Consider the following DP (Dynamic Programming):

\(dp[i][a_1][a_2][a_3] :=\) The number of sequences of length \(i\) such that the minimum possible \(j\)-th element of longest increasing subsequence of length \(j\)

then, there are \(O(NM^3)\) number of states, and each transition cost \(O(M)\) time, so the problem can be solved in a total of \(O(NM^4)\) time.

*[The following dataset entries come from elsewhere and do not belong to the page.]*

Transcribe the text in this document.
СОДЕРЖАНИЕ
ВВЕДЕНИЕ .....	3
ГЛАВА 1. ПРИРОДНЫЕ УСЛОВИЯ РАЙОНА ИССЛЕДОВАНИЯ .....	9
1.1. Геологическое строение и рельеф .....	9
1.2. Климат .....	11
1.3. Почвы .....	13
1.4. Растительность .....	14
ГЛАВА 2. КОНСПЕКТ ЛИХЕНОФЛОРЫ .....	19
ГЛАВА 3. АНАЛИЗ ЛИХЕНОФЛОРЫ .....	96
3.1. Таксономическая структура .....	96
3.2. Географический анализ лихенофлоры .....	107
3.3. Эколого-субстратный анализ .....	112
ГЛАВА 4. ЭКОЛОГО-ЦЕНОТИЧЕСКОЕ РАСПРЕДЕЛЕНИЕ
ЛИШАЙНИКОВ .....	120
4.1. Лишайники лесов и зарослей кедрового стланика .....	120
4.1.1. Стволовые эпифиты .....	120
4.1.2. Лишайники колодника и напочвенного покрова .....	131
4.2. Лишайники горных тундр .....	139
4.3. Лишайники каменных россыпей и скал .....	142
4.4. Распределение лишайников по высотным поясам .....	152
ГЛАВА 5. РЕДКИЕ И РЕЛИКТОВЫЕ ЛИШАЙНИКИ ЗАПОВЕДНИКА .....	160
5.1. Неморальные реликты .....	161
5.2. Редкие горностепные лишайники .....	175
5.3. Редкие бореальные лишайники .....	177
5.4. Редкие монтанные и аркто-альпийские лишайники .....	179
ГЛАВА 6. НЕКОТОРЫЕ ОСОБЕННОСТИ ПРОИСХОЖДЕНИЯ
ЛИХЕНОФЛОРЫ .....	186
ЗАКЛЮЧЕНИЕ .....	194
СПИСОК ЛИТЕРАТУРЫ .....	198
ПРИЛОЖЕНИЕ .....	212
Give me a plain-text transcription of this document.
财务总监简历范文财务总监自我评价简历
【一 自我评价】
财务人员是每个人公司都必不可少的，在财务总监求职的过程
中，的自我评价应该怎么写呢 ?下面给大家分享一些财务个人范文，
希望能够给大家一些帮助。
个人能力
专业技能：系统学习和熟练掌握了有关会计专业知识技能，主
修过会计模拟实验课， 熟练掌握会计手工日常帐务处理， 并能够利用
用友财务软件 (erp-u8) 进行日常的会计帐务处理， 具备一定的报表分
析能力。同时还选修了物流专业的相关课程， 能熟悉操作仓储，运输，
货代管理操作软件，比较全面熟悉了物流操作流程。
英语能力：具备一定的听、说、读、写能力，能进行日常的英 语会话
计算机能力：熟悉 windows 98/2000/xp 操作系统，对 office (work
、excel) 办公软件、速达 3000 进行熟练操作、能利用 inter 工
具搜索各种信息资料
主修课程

Please refer to the following sample code if you do not figure out the initial values and transitions of \(dp\).

#include<bits/stdc++.h>
#include<atcoder/all>
using namespace std;
using namespace atcoder;
typedef long long ll;
#define rep(i,l,r) for(ll i=l;i<=r;i++)
using mint=modint998244353;
typedef vector<mint>vi;
typedef vector<vi>vvi;
typedef vector<vvi>vvvi;
typedef vector<vvvi>vvvvi;

signed main(){
    ll n,m;cin>>n>>m;
    vvvvi dp(n+1,vvvi(m+2,vvi(m+2,vi(m+2))));
    dp[0][m+1][m+1][m+1] = 1;
    rep(i,0,n-1)rep(a1,1,m+1)rep(a2,1,m+1)rep(a3,1,m+1){
        rep(x,1,m){
            // Let x be the (i+1)-th term of the sequence
            if(x<=a1)     dp[i+1][x][a2][a3] += dp[i][a1][a2][a3];
            else if(x<=a2)dp[i+1][a1][x][a3] += dp[i][a1][a2][a3];
            else if(x<=a3)dp[i+1][a1][a2][x] += dp[i][a1][a2][a3];
        }
    }
    mint ans=0;
    rep(a1,1,m)rep(a2,a1+1,m)rep(a3,a2+1,m)ans += dp[n][a1][a2][a3];
    cout<<ans.val()<<endl;
    return 0;
}